US-Senat untersucht die Rolle der Banken
Citigroup half Enron bei Buchungstricks

Hätte Enron ohne Hilfe der Wall-Street-Banken die Investoren auf so gigantische Weise täuschen können? Anscheinend nein. Interne Unternehmensdokumente rücken jetzt das größte US-Finanzinstitut, die Citigroup, in ein schiefes Licht.

NEW YORK. Die Bank soll für die Energiehandelsgesellschaft eine Reihe von ungewöhnlichen Finanzierungstechniken arrangiert haben. Ziel war es, den Verschuldungsgrad von Enron zu verschleiern und den Cash Flow künstlich aufzublähen.

In einer komplexen Reihe von Transaktionen hat Citigroup Enron offenbar dabei unterstützt, in den vergangenen drei Jahren Mittel aufzunehmen, die als Handelserlöse verbucht wurden anstatt als Kredite. Dies geht aus Memos beider Unternehmen hervor, die gestern im Untersuchungsausschuss des US-Senats behandelt wurden. Dadurch konnte der schwache Cash Flow des Energiehändlers künstlich aufgeblasen werden, um dem Wachstum der Gewinne auf dem Papier standzuhalten. In Wirklichkeit aber lag die Kluft zwischen beiden Positionen zu dieser Zeit schon bei bis zu einer Milliarde Dollar im Jahr, ist einem Enron-Memo zu entnehmen.

Bei der Finanzierungstechnik spielte eine eigens gebildete Gesellschaft mit dem Namen Yosemite eine Rolle, die rund 800 Millionen Dollar bei Anleihen-Anlegern einsammelte. Außerdem war eine Gesellschaft mit dem Delta involviert - die saß auf den Cayman-Inseln und wurde von der Citigroup kontrolliert. In den komplizierten Zahlungsfluss war auch die Citigroup selbst einbezogen. Eine wichtige Rolle spielten Ringgeschäfte zwischen Delta, Citigroup und Enron, bei denen das Geld einmal im Kreis herumgeschickt wurde und Öl in der entgegensetzten Richtung. Im Endeffekt fand die Reise nur auf dem Papier statt - Geld und Öl blieben da, wo sie von Anfang an waren. Aber die virtuelle Rundreise gab Enron die Möglichkeit, das Geld letztlich als Einnahme zu verbuchen - statt als aufgenommenen Kredit, was korrekt gewesen wäre. Dieser Unterschied war wichtig, denn bei einigen Enron-Aktionären waren wegen der steigenden Schulden bereits Zweifel an der Unternehmensstrategie aufgekommen. Pech nur: Genau diese Ringgeschäfte sind den Ermittlern aufgefallen.

Die Citigroup, die Enron in den letzten drei Jahren insgesamt 14 derartiger Transaktionen 4,8 Milliarden Dollar bereit gestellt hat, weist jede Mitverantwortung an den massiven Betrügereien der Energiegesellschaft zurück. Auch wenn die Geschäfte kompliziert gewesen seien, seien sie lediglich die Refinanzierung eines bereits bestehenden Arrangements gewesen, bei dem Citigroup Enron Mittel für die künftige Lieferung von Erdgas zur Verfügung gestellt habe. Man sei ansonsten davon ausgegangen, dass die Geschäfte mit Enron von den Buchprüfern bei Arthur Andersen abgesegnet und rechtens gewesen seien.

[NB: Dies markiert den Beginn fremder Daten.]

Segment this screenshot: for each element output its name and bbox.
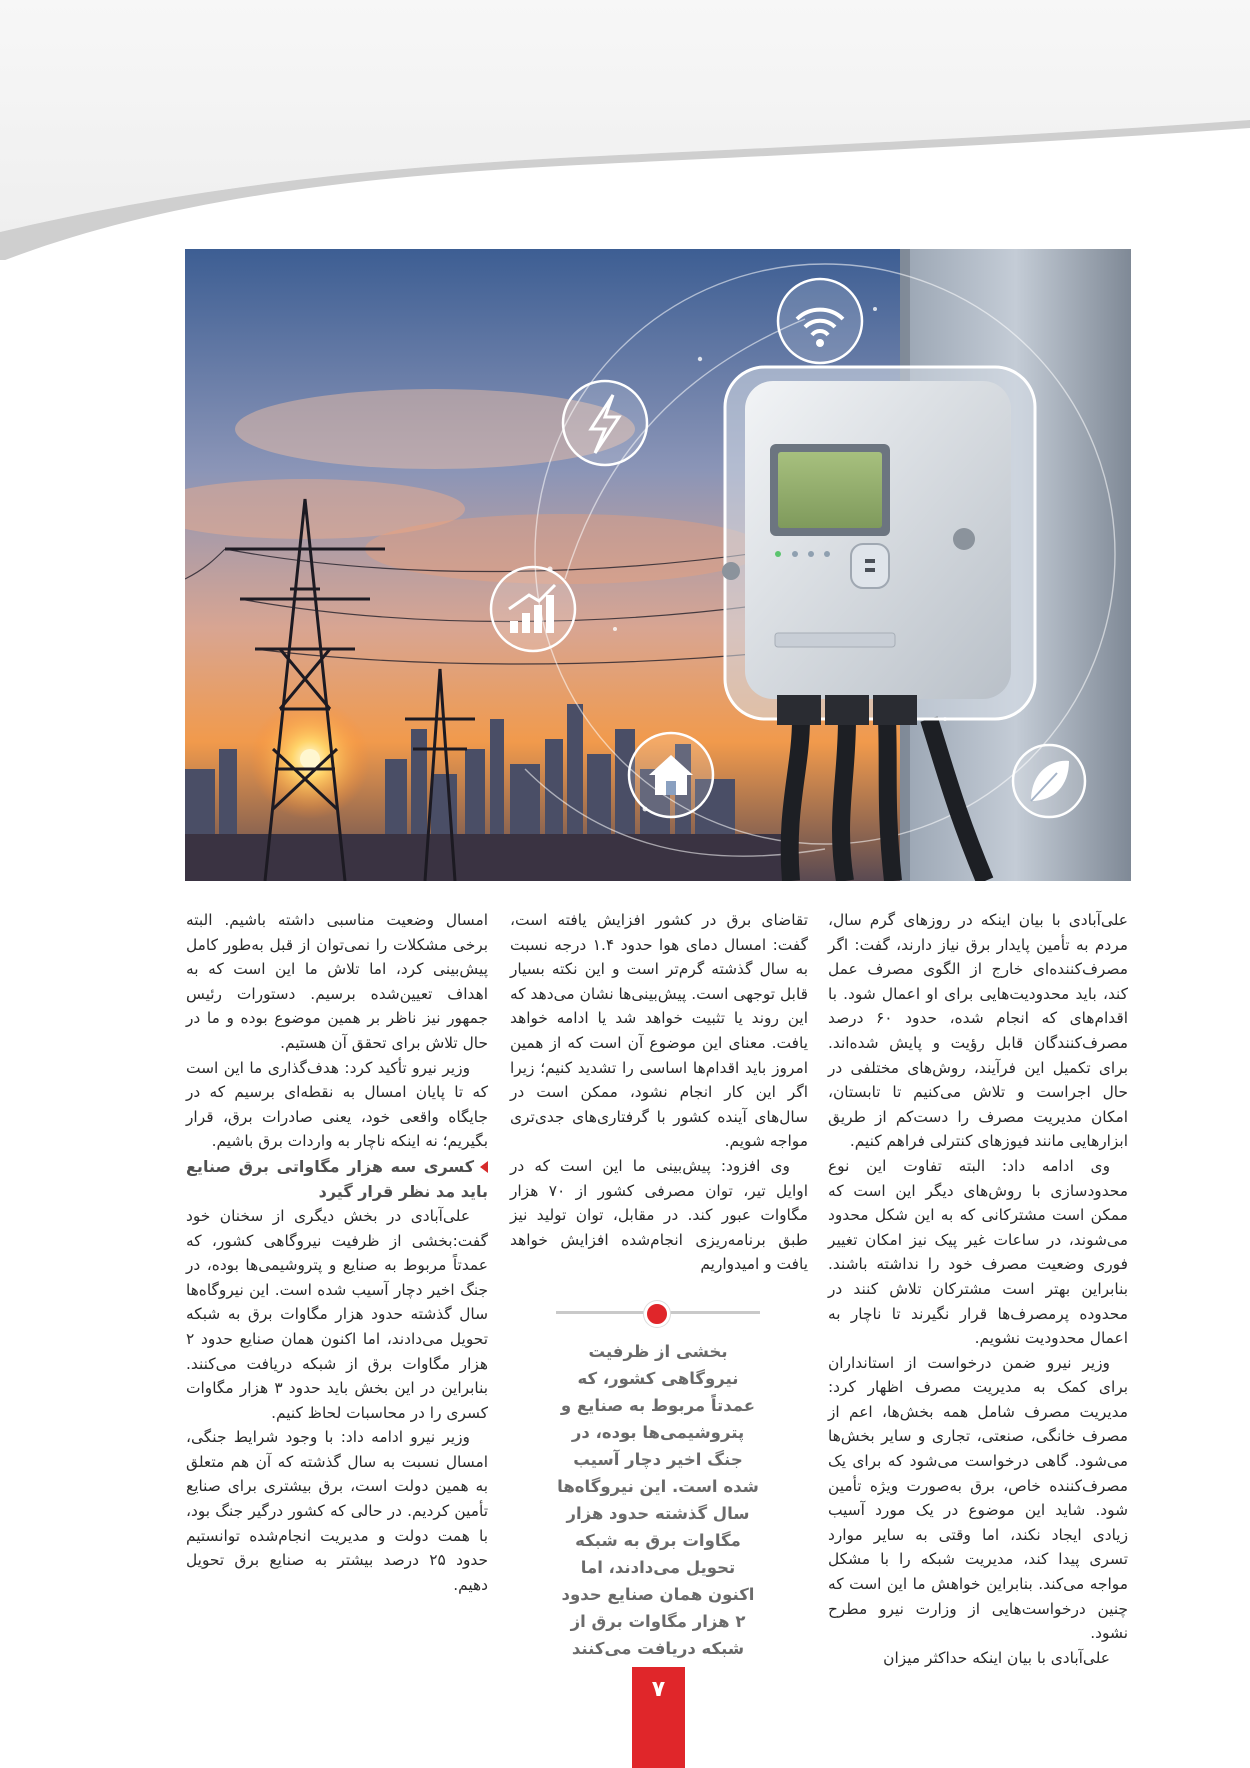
growth-chart-icon xyxy=(491,567,575,651)
article-column-right xyxy=(828,908,1128,1667)
wifi-icon xyxy=(778,279,862,363)
article-column-left xyxy=(186,908,488,1628)
paragraph: وزیر نیرو تأکید کرد: هدف‌گذاری ما این است که تا پایان امسال به نقطه‌ای برسیم که در جایگاه واقعی خود، یعنی صادرات برق، قرار بگیریم؛ نه اینکه ناچار به واردات برق باشیم. xyxy=(186,1058,488,1151)
home-icon xyxy=(629,733,713,817)
paragraph: علی‌آبادی با بیان اینکه در روزهای گرم سال، مردم به تأمین پایدار برق نیاز دارند، گفت: اگر مصرف‌کننده‌ای خارج از الگوی مصرف عمل کند، باید محدودیت‌هایی برای او اعمال شود. با اقدام‌های که انجام شده، حدود ۶۰ درصد مصرف‌کنندگان قابل رؤیت و پایش شده‌اند. برای تکمیل این فرآیند، روش‌های مختلفی در حال اجراست و تلاش می‌کنیم تا تابستان، امکان مدیریت مصرف را دست‌کم از طریق ابزارهایی مانند فیوزهای کنترلی فراهم کنیم. xyxy=(828,911,1128,1151)
pull-quote-dot-icon xyxy=(644,1301,670,1327)
article-column-middle xyxy=(510,908,808,1274)
pull-quote: بخشی از ظرفیت نیروگاهی کشور، که عمدتاً مربوط به صنایع و پتروشیمی‌ها بوده، در جنگ اخیر دچار آسیب شده است. این نیروگاه‌ها سال گذشته حدود هزار مگاوات برق به شبکه تحویل می‌دادند، اما اکنون همان صنایع حدود ۲ هزار مگاوات برق از شبکه دریافت می‌کنند xyxy=(557,1342,759,1658)
paragraph: امسال وضعیت مناسبی داشته باشیم. البته برخی مشکلات را نمی‌توان از قبل به‌طور کامل پیش‌بینی کرد، اما تلاش ما این است که به اهداف تعیین‌شده برسیم. دستورات رئیس جمهور نیز ناظر بر همین موضوع بوده و ما در حال تلاش برای تحقق آن هستیم. xyxy=(186,911,488,1052)
triangle-bullet-icon xyxy=(480,1161,488,1173)
subheading-text: کسری سه هزار مگاواتی برق صنایع باید مد نظر قرار گیرد xyxy=(186,1156,488,1201)
page-number: ۷ xyxy=(651,1677,666,1702)
lightning-icon xyxy=(563,381,647,465)
leaf-icon xyxy=(1013,745,1085,817)
page-number-tab xyxy=(632,1667,685,1768)
section-subheading xyxy=(186,1154,488,1204)
paragraph: وی افزود: پیش‌بینی ما این است که در اوایل تیر، توان مصرفی کشور از ۷۰ هزار مگاوات عبور کند. در مقابل، توان تولید نیز طبق برنامه‌ریزی انجام‌شده افزایش خواهد یافت و امیدواریم xyxy=(510,1156,808,1274)
paragraph: وزیر نیرو ضمن درخواست از استانداران برای کمک به مدیریت مصرف اظهار کرد: مدیریت مصرف شامل همه بخش‌ها، اعم از مصرف خانگی، صنعتی، تجاری و سایر بخش‌ها می‌شود. گاهی درخواست می‌شود که برای یک مصرف‌کننده خاص، برق به‌صورت ویژه تأمین شود. شاید این موضوع در یک مورد آسیب زیادی ایجاد نکند، اما وقتی به سایر موارد تسری پیدا کند، مدیریت شبکه را با مشکل مواجه می‌کند. بنابراین خواهش ما این است که چنین درخواست‌هایی از وزارت نیرو مطرح نشود. xyxy=(828,1353,1128,1643)
paragraph: علی‌آبادی با بیان اینکه حداکثر میزان xyxy=(883,1648,1110,1667)
hero-image-smart-meter xyxy=(185,249,1131,881)
paragraph: وی ادامه داد: البته تفاوت این نوع محدودسازی با روش‌های دیگر این است که ممکن است مشترکانی که به این شکل محدود می‌شوند، در ساعات غیر پیک نیز امکان تغییر فوری وضعیت مصرف خود را نداشته باشند. بنابراین بهتر است مشترکان تلاش کنند در محدوده پرمصرف‌ها قرار نگیرند تا ناچار به اعمال محدودیت نشویم. xyxy=(828,1156,1128,1348)
header-wave-decoration xyxy=(0,0,1250,260)
paragraph: وزیر نیرو ادامه داد: با وجود شرایط جنگی، امسال نسبت به سال گذشته که آن هم متعلق به همین دولت است، برق بیشتری برای صنایع تأمین کردیم. در حالی که کشور درگیر جنگ بود، با همت دولت و مدیریت انجام‌شده توانستیم حدود ۲۵ درصد بیشتر به صنایع برق تحویل دهیم. xyxy=(186,1428,488,1594)
paragraph: علی‌آبادی در بخش دیگری از سخنان خود گفت:بخشی از ظرفیت نیروگاهی کشور، که عمدتاً مربوط به صنایع و پتروشیمی‌ها بوده، در جنگ اخیر دچار آسیب شده است. این نیروگاه‌ها سال گذشته حدود هزار مگاوات برق به شبکه تحویل می‌دادند، اما اکنون همان صنایع حدود ۲ هزار مگاوات برق از شبکه دریافت می‌کنند. بنابراین در این بخش باید حدود ۳ هزار مگاوات کسری را در محاسبات لحاظ کنیم. xyxy=(186,1206,489,1422)
paragraph: تقاضای برق در کشور افزایش یافته است، گفت: امسال دمای هوا حدود ۱.۴ درجه نسبت به سال گذشته گرم‌تر است و این نکته بسیار قابل توجهی است. پیش‌بینی‌ها نشان می‌دهد که این روند یا تثبیت خواهد شد یا ادامه خواهد یافت. معنای این موضوع آن است که از همین امروز باید اقدام‌ها اساسی را تشدید کنیم؛ زیرا اگر این کار انجام نشود، ممکن است در سال‌های آینده کشور با گرفتاری‌های جدی‌تری مواجه شویم. xyxy=(510,911,808,1151)
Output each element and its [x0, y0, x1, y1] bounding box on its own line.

Auch wenn die Vorgehensweise von Citigroup technisch gesehen vielleicht mit den Bilanzierungsrichtlinien vereinbar sein mag, so wirft sie doch die Frage auf, ob das Institut nicht dazu beigetragen hat, wichtige Informationen vor den Enron-Investoren zu verbergen. Ebenfalls in die Schusslinie der Ermittler ist J.P. Morgan Chase geraten. Der Investmentbank werden ähnlich gelagerte Manöver mittels Vorauszahlungsarrangements über ein Finanzierungsvehikel namens "Mahonia" vorgeworfen. Versicherungsgesellschaften, die für die Transaktionen garantiert hatten, klagten gegen JP Morgan, es habe sich effektiv um Kredite und nicht um Handelsgeschäfte gehandelt. Auch JP Morgan glaubt an die rechtmäßige Buchung der Vorgänge.

Die Banken haben dazugelernt. "Ich wünschte, ich hätte nie von Enron gehört", sagte Citigroup-Chairman Sanford I. Weill. Diese Einschätzung wird sich wohl auch nach den Senatsanhörungen in dieser Woche nicht ändern.